Venting in depth for the first time about official prying into his personal phone records, TMZ editor Harvey Levin tonight called it an illegal abuse of power — "a brutal assault on freedom of the press" — for the Los Angeles County Sheriff's Office to obtain a search warrant after the department felt embarrassed by TMZ's scoops on the 2006 arrest of Mel Gibson. At the time, the sheriff's department told the media that Gibson was booked without incident. TMZ, however, reported — accurately — that Gibson had become abusive and profane, and more significantly that the arresting deputy was ordered to lie on the arrest report.

The sheriffs' dishonesty then "was indefensible, it was corrupt," Levin told the Radio & Television News Association, whose members met tonight at UCLA. But then, Levin said, he was stunned and outraged to learn this month, from the L.A. Times, that the sheriff got his phone records to pursue an internal investigation into the deputy. Levin suggested, ominously, that he has information indicating it has become standard procedure for the sheriff's office to get reporters' phone records.

It breaks federal law, it breaks state law...I have reason now to believe they have done it again...to reporters. This is like Chinatown. It is disgusting...

We have met with lawyers and we are charting our course of action. This is not going to go away [and] I can only imagine the Pandora's Box that will open up....

We are going to fight...it's just stunning this can happen in 2009....This really caught us off guard. We didn't have an inkling. It's taken a week to get our bearings.

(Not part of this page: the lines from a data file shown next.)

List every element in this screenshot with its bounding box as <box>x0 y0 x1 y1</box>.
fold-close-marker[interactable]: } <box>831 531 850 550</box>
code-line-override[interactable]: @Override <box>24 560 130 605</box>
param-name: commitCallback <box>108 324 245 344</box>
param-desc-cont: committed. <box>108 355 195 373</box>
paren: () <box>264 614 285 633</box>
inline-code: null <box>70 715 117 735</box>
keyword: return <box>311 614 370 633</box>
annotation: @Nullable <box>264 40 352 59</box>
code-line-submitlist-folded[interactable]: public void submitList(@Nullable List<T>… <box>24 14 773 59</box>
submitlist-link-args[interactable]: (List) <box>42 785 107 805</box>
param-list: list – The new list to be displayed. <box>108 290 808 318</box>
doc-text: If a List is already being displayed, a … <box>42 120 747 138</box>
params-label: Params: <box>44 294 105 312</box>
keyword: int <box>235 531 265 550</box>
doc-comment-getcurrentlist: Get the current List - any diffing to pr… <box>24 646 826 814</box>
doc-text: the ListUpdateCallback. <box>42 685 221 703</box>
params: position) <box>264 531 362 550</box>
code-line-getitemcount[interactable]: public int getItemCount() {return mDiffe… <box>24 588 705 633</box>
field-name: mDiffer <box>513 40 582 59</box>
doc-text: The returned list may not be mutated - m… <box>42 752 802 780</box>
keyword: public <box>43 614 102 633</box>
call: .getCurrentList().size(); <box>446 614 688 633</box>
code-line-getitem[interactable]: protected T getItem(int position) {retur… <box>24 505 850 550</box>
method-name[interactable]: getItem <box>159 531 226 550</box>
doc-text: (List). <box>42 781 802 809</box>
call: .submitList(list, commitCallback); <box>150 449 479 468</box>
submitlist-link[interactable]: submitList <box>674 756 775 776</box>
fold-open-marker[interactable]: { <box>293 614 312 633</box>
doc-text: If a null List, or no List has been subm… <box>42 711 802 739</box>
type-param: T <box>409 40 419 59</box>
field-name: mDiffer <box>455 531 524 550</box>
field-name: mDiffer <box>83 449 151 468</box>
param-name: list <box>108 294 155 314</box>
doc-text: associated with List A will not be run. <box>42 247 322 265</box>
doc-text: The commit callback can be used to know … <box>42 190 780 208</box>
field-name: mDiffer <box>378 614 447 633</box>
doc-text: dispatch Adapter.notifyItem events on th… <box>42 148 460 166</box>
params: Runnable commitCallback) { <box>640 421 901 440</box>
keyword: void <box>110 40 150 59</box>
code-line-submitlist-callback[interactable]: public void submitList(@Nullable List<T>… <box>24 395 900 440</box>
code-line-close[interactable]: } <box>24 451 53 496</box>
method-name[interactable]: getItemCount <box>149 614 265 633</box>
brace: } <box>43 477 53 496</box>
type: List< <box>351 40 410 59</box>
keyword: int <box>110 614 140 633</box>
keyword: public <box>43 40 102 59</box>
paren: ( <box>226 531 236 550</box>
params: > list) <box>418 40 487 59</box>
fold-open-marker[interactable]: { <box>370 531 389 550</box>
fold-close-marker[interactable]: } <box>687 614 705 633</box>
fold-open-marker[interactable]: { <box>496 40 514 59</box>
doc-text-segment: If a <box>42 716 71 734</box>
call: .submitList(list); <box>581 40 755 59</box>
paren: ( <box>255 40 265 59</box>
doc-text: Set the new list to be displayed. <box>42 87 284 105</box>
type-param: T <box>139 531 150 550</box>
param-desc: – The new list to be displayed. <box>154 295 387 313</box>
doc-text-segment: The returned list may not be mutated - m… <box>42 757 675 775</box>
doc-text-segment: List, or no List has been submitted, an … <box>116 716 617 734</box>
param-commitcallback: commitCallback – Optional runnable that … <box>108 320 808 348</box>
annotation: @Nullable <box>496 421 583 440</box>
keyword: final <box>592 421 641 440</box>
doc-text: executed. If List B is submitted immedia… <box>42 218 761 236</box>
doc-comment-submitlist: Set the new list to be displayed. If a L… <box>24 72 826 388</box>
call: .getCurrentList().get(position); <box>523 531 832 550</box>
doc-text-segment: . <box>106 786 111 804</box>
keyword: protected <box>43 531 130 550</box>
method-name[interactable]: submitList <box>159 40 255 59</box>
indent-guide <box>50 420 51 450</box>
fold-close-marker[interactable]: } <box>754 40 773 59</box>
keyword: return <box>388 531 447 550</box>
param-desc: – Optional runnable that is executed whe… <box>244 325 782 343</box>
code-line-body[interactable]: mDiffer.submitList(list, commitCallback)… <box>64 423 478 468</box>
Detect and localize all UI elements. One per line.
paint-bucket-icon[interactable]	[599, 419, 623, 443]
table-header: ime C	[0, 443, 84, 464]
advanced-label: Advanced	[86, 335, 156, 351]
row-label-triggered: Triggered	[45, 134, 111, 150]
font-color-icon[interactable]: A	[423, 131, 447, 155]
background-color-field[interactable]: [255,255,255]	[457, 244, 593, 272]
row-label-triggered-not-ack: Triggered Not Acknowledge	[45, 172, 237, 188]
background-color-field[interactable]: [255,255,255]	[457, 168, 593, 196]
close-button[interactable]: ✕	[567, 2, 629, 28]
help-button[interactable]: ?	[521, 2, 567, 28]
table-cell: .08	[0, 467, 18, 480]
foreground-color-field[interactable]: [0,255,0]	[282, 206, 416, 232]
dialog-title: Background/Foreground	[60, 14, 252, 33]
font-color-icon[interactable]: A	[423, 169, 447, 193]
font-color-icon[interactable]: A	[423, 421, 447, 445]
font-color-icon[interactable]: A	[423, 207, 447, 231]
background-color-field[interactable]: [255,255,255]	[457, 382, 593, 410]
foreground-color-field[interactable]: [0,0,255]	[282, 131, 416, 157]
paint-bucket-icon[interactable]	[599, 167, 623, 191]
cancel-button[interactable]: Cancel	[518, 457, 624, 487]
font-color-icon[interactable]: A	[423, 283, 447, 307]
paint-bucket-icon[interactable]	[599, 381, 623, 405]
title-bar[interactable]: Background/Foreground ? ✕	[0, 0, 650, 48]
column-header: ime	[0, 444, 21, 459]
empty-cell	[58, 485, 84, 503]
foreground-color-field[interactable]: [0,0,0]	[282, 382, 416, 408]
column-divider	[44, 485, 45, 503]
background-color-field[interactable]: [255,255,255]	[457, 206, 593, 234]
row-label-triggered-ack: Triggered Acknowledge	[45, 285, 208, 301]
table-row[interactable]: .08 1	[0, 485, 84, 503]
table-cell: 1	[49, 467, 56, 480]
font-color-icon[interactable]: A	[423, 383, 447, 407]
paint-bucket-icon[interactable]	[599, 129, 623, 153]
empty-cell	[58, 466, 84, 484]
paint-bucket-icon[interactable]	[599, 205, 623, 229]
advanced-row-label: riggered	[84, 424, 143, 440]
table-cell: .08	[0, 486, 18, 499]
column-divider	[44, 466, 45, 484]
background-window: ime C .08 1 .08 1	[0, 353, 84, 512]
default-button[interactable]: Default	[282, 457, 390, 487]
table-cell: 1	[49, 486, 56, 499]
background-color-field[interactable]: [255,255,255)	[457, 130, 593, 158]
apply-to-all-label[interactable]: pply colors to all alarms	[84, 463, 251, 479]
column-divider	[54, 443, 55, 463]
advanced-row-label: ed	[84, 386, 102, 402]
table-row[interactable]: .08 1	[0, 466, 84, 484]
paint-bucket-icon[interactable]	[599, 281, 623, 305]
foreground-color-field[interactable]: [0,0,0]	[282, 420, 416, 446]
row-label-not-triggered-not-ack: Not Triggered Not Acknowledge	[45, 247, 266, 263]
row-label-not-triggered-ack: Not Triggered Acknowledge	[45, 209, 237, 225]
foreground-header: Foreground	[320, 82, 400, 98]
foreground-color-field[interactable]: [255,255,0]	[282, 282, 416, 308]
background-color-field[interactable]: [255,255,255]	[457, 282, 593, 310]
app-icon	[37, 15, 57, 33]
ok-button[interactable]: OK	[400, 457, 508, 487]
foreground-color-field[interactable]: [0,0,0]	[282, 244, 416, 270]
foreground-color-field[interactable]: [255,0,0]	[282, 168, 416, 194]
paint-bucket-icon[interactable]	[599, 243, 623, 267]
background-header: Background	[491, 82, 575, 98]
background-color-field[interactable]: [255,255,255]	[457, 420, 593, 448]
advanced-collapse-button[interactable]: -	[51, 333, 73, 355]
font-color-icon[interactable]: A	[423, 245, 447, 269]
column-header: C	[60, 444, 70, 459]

Levin said, by the way, that the sheriff has not tried to argue that he isn't a journalist or that TMZ isn't a bona fide news organization. "TMZ has broken thousands of stories in four years," Levin said. He called on the RTNA to protest the action, and the group gave him a big round of applause. "It's an attack on the media and it's our job to call them on it," said Jose Rios, VP for news at Fox 11, who was on a panel with Levin.